The Statler Brothers traveled with Money to Folsom Jail for his well-known performances there. Though they didn’t seem on the unique hit “At Folsom Jail” LP, when Money’s album was reissued as a deluxe CD set in 2008, the group’s practically 40-year-old renditions of “Flowers on the Wall,” “How Nice Thou Artwork” and “You Can’t Have Your Kate and Edith, Too” for a jail viewers have been lastly launched to the general public.

In 2008, after they have been introduced as Country Hall of Fame members, Reid reacted with humor. “I used to be alerted that I might get a name from the CMA,” he advised CMT. “I actually thought that my dues have been in arrears. It was onerous to consider at first. I began to inform the operator to examine this name. It was a fairly particular second.”

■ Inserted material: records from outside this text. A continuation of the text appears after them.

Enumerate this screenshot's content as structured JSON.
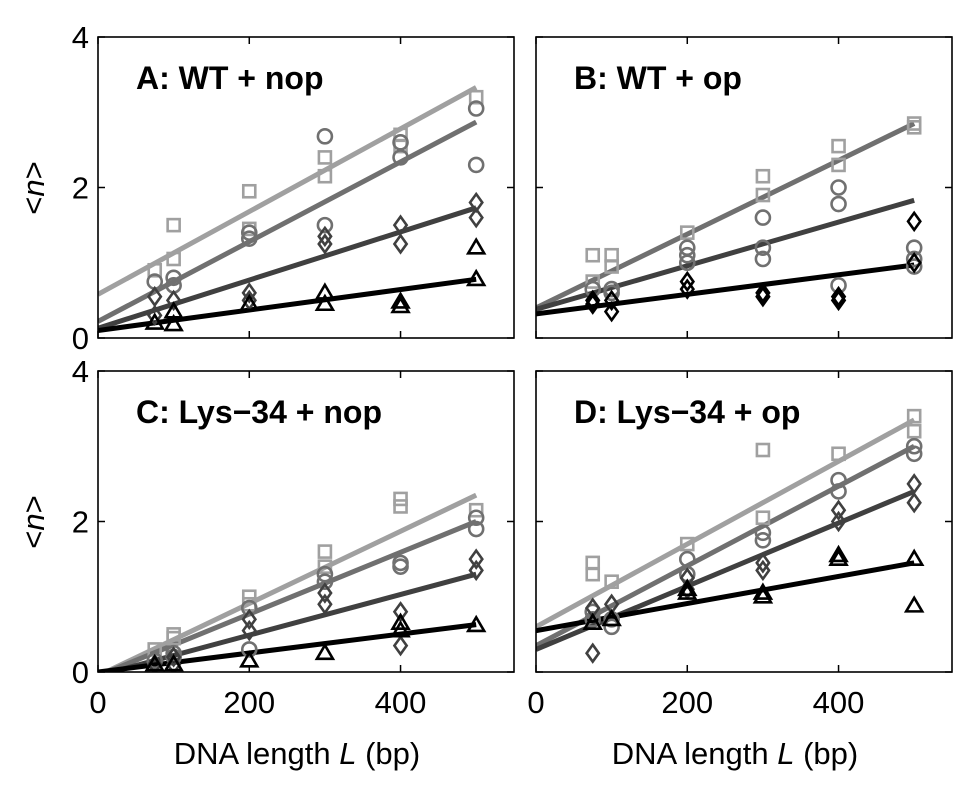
{
  "figure": {
    "ylabel_prefix": "<",
    "ylabel_var": "n",
    "ylabel_suffix": ">",
    "xlabel_prefix": "DNA length ",
    "xlabel_var": "L",
    "xlabel_suffix": " (bp)"
  },
  "chart_data": [
    {
      "type": "scatter",
      "title": "A: WT + nop",
      "xlim": [
        0,
        550
      ],
      "ylim": [
        0,
        4
      ],
      "xticks": [
        0,
        200,
        400
      ],
      "yticks": [
        0,
        2,
        4
      ],
      "series": [
        {
          "marker": "square",
          "color": "#a0a0a0",
          "points": [
            [
              75,
              0.9
            ],
            [
              100,
              1.5
            ],
            [
              100,
              1.05
            ],
            [
              200,
              1.95
            ],
            [
              200,
              1.45
            ],
            [
              300,
              2.4
            ],
            [
              300,
              2.15
            ],
            [
              400,
              2.7
            ],
            [
              400,
              2.55
            ],
            [
              500,
              3.2
            ]
          ],
          "fit": {
            "intercept": 0.58,
            "slope": 0.0055
          }
        },
        {
          "marker": "circle",
          "color": "#707070",
          "points": [
            [
              75,
              0.75
            ],
            [
              100,
              0.8
            ],
            [
              100,
              0.7
            ],
            [
              200,
              1.4
            ],
            [
              200,
              1.32
            ],
            [
              300,
              2.68
            ],
            [
              300,
              1.5
            ],
            [
              400,
              2.6
            ],
            [
              400,
              2.4
            ],
            [
              500,
              3.05
            ],
            [
              500,
              2.3
            ]
          ],
          "fit": {
            "intercept": 0.22,
            "slope": 0.0053
          }
        },
        {
          "marker": "diamond",
          "color": "#404040",
          "points": [
            [
              75,
              0.55
            ],
            [
              75,
              0.3
            ],
            [
              100,
              0.5
            ],
            [
              200,
              0.6
            ],
            [
              200,
              0.5
            ],
            [
              300,
              1.35
            ],
            [
              300,
              1.25
            ],
            [
              400,
              1.5
            ],
            [
              400,
              1.25
            ],
            [
              500,
              1.8
            ],
            [
              500,
              1.6
            ]
          ],
          "fit": {
            "intercept": 0.13,
            "slope": 0.0032
          }
        },
        {
          "marker": "triangle",
          "color": "#000000",
          "points": [
            [
              75,
              0.2
            ],
            [
              100,
              0.35
            ],
            [
              100,
              0.18
            ],
            [
              200,
              0.45
            ],
            [
              300,
              0.6
            ],
            [
              300,
              0.45
            ],
            [
              400,
              0.48
            ],
            [
              400,
              0.42
            ],
            [
              500,
              1.2
            ],
            [
              500,
              0.78
            ]
          ],
          "fit": {
            "intercept": 0.1,
            "slope": 0.00136
          }
        }
      ]
    },
    {
      "type": "scatter",
      "title": "B: WT + op",
      "xlim": [
        0,
        550
      ],
      "ylim": [
        0,
        4
      ],
      "xticks": [
        0,
        200,
        400
      ],
      "yticks": [
        0,
        2,
        4
      ],
      "series": [
        {
          "marker": "square",
          "color": "#a0a0a0",
          "points": [
            [
              75,
              1.1
            ],
            [
              75,
              0.75
            ],
            [
              100,
              1.1
            ],
            [
              100,
              0.95
            ],
            [
              200,
              1.4
            ],
            [
              300,
              2.15
            ],
            [
              300,
              1.9
            ],
            [
              400,
              2.55
            ],
            [
              400,
              2.3
            ],
            [
              500,
              2.85
            ],
            [
              500,
              2.8
            ]
          ],
          "fit": {
            "intercept": 0.4,
            "slope": 0.0049
          },
          "fit_color": "#707070"
        },
        {
          "marker": "circle",
          "color": "#707070",
          "points": [
            [
              75,
              0.65
            ],
            [
              100,
              0.65
            ],
            [
              100,
              0.6
            ],
            [
              200,
              1.2
            ],
            [
              200,
              1.1
            ],
            [
              200,
              1.0
            ],
            [
              300,
              1.6
            ],
            [
              300,
              1.2
            ],
            [
              300,
              1.05
            ],
            [
              400,
              2.0
            ],
            [
              400,
              1.78
            ],
            [
              400,
              0.7
            ],
            [
              500,
              1.2
            ],
            [
              500,
              1.05
            ],
            [
              500,
              0.95
            ]
          ],
          "fit": {
            "intercept": 0.38,
            "slope": 0.0029
          },
          "fit_color": "#404040"
        },
        {
          "marker": "diamond",
          "color": "#000000",
          "points": [
            [
              75,
              0.5
            ],
            [
              75,
              0.45
            ],
            [
              100,
              0.5
            ],
            [
              100,
              0.35
            ],
            [
              200,
              0.75
            ],
            [
              200,
              0.65
            ],
            [
              300,
              0.6
            ],
            [
              300,
              0.55
            ],
            [
              400,
              0.55
            ],
            [
              400,
              0.5
            ],
            [
              500,
              1.55
            ],
            [
              500,
              1.0
            ]
          ],
          "fit": {
            "intercept": 0.32,
            "slope": 0.0013
          }
        }
      ]
    },
    {
      "type": "scatter",
      "title": "C: Lys−34 + nop",
      "xlim": [
        0,
        550
      ],
      "ylim": [
        0,
        4
      ],
      "xticks": [
        0,
        200,
        400
      ],
      "yticks": [
        0,
        2,
        4
      ],
      "series": [
        {
          "marker": "square",
          "color": "#a0a0a0",
          "points": [
            [
              75,
              0.3
            ],
            [
              100,
              0.5
            ],
            [
              100,
              0.45
            ],
            [
              200,
              1.0
            ],
            [
              200,
              0.9
            ],
            [
              300,
              1.6
            ],
            [
              300,
              1.4
            ],
            [
              400,
              2.3
            ],
            [
              400,
              2.2
            ],
            [
              500,
              2.15
            ]
          ],
          "fit": {
            "intercept": -0.05,
            "slope": 0.0048
          }
        },
        {
          "marker": "circle",
          "color": "#707070",
          "points": [
            [
              75,
              0.15
            ],
            [
              100,
              0.25
            ],
            [
              100,
              0.2
            ],
            [
              200,
              0.85
            ],
            [
              200,
              0.3
            ],
            [
              300,
              1.3
            ],
            [
              300,
              1.2
            ],
            [
              400,
              1.45
            ],
            [
              400,
              1.4
            ],
            [
              500,
              2.05
            ],
            [
              500,
              1.9
            ]
          ],
          "fit": {
            "intercept": -0.05,
            "slope": 0.0041
          }
        },
        {
          "marker": "diamond",
          "color": "#404040",
          "points": [
            [
              75,
              0.1
            ],
            [
              100,
              0.2
            ],
            [
              100,
              0.1
            ],
            [
              200,
              0.7
            ],
            [
              200,
              0.55
            ],
            [
              300,
              1.05
            ],
            [
              300,
              0.9
            ],
            [
              400,
              0.8
            ],
            [
              400,
              0.35
            ],
            [
              500,
              1.5
            ],
            [
              500,
              1.35
            ]
          ],
          "fit": {
            "intercept": -0.05,
            "slope": 0.0027
          }
        },
        {
          "marker": "triangle",
          "color": "#000000",
          "points": [
            [
              75,
              0.1
            ],
            [
              100,
              0.1
            ],
            [
              200,
              0.15
            ],
            [
              300,
              0.25
            ],
            [
              400,
              0.65
            ],
            [
              400,
              0.55
            ],
            [
              500,
              0.62
            ]
          ],
          "fit": {
            "intercept": 0,
            "slope": 0.00126
          }
        }
      ]
    },
    {
      "type": "scatter",
      "title": "D: Lys−34 + op",
      "xlim": [
        0,
        550
      ],
      "ylim": [
        0,
        4
      ],
      "xticks": [
        0,
        200,
        400
      ],
      "yticks": [
        0,
        2,
        4
      ],
      "series": [
        {
          "marker": "square",
          "color": "#a0a0a0",
          "points": [
            [
              75,
              1.45
            ],
            [
              75,
              1.3
            ],
            [
              100,
              1.2
            ],
            [
              200,
              1.7
            ],
            [
              300,
              2.95
            ],
            [
              300,
              2.05
            ],
            [
              400,
              2.9
            ],
            [
              500,
              3.4
            ],
            [
              500,
              3.2
            ]
          ],
          "fit": {
            "intercept": 0.6,
            "slope": 0.0055
          }
        },
        {
          "marker": "circle",
          "color": "#707070",
          "points": [
            [
              75,
              0.8
            ],
            [
              75,
              0.7
            ],
            [
              100,
              0.7
            ],
            [
              100,
              0.6
            ],
            [
              200,
              1.5
            ],
            [
              200,
              1.3
            ],
            [
              300,
              1.85
            ],
            [
              300,
              1.75
            ],
            [
              400,
              2.55
            ],
            [
              400,
              2.4
            ],
            [
              500,
              3.0
            ],
            [
              500,
              2.9
            ]
          ],
          "fit": {
            "intercept": 0.35,
            "slope": 0.0053
          }
        },
        {
          "marker": "diamond",
          "color": "#404040",
          "points": [
            [
              75,
              0.85
            ],
            [
              75,
              0.25
            ],
            [
              100,
              0.9
            ],
            [
              200,
              1.25
            ],
            [
              200,
              1.1
            ],
            [
              300,
              1.45
            ],
            [
              300,
              1.35
            ],
            [
              400,
              2.15
            ],
            [
              400,
              2.0
            ],
            [
              500,
              2.5
            ],
            [
              500,
              2.25
            ]
          ],
          "fit": {
            "intercept": 0.3,
            "slope": 0.0042
          }
        },
        {
          "marker": "triangle",
          "color": "#000000",
          "points": [
            [
              75,
              0.65
            ],
            [
              100,
              0.7
            ],
            [
              200,
              1.1
            ],
            [
              200,
              1.05
            ],
            [
              300,
              1.05
            ],
            [
              300,
              1.0
            ],
            [
              400,
              1.55
            ],
            [
              400,
              1.5
            ],
            [
              500,
              1.5
            ],
            [
              500,
              0.88
            ]
          ],
          "fit": {
            "intercept": 0.55,
            "slope": 0.0018
          }
        }
      ]
    }
  ]
}
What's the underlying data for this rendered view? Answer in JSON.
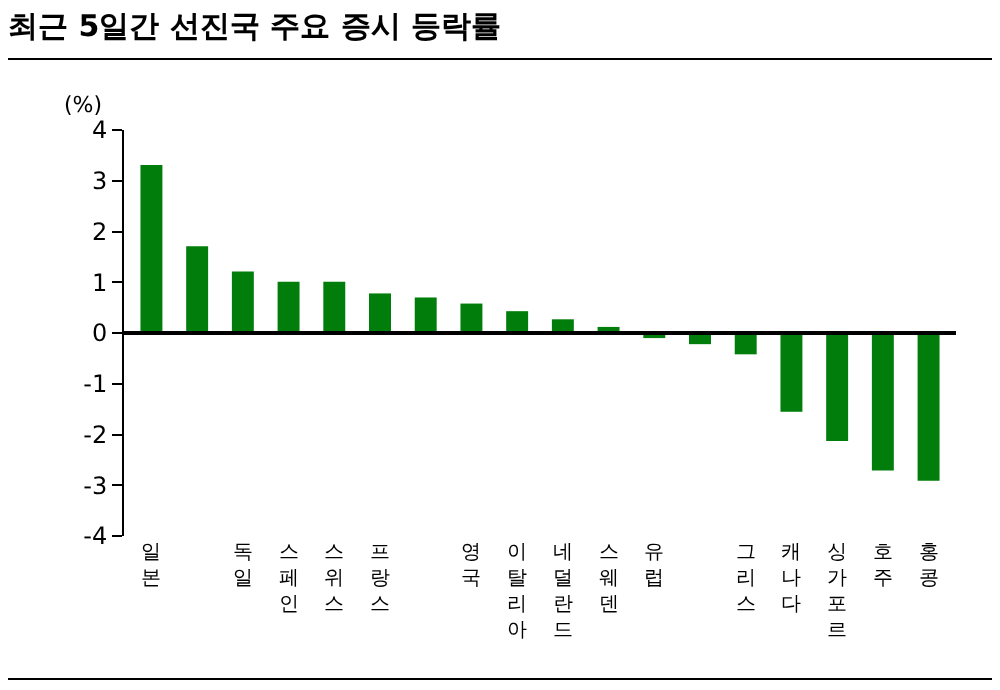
{
  "chart_data": {
    "type": "bar",
    "title": "최근 5일간 선진국 주요 증시 등락률",
    "ylabel": "(%)",
    "categories": [
      "일본",
      null,
      "독일",
      "스페인",
      "스위스",
      "프랑스",
      null,
      "영국",
      "이탈리아",
      "네덜란드",
      "스웨덴",
      "유럽",
      null,
      "그리스",
      "캐나다",
      "싱가포르",
      "호주",
      "홍콩"
    ],
    "values": [
      3.31,
      1.71,
      1.21,
      1.01,
      1.01,
      0.78,
      0.7,
      0.58,
      0.43,
      0.27,
      0.12,
      -0.1,
      -0.22,
      -0.42,
      -1.55,
      -2.13,
      -2.71,
      -2.91
    ],
    "color": "#007d0a",
    "ylim": [
      -4,
      4
    ],
    "yticks": [
      -4,
      -3,
      -2,
      -1,
      0,
      1,
      2,
      3,
      4
    ]
  }
}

He advised CMT that the group had been in a position to retire as a result of they invested correctly. “We’d heard all these tales over time about two nation music stars getting collectively and flushing cash down the bathroom to show that one had greater than the opposite. We determined that in all probability wasn’t a good suggestion,” he joked.

After their 2002 retirement, Harold Reid lived quietly on an 85-acre farm in his native Virginia along with his spouse, Brenda.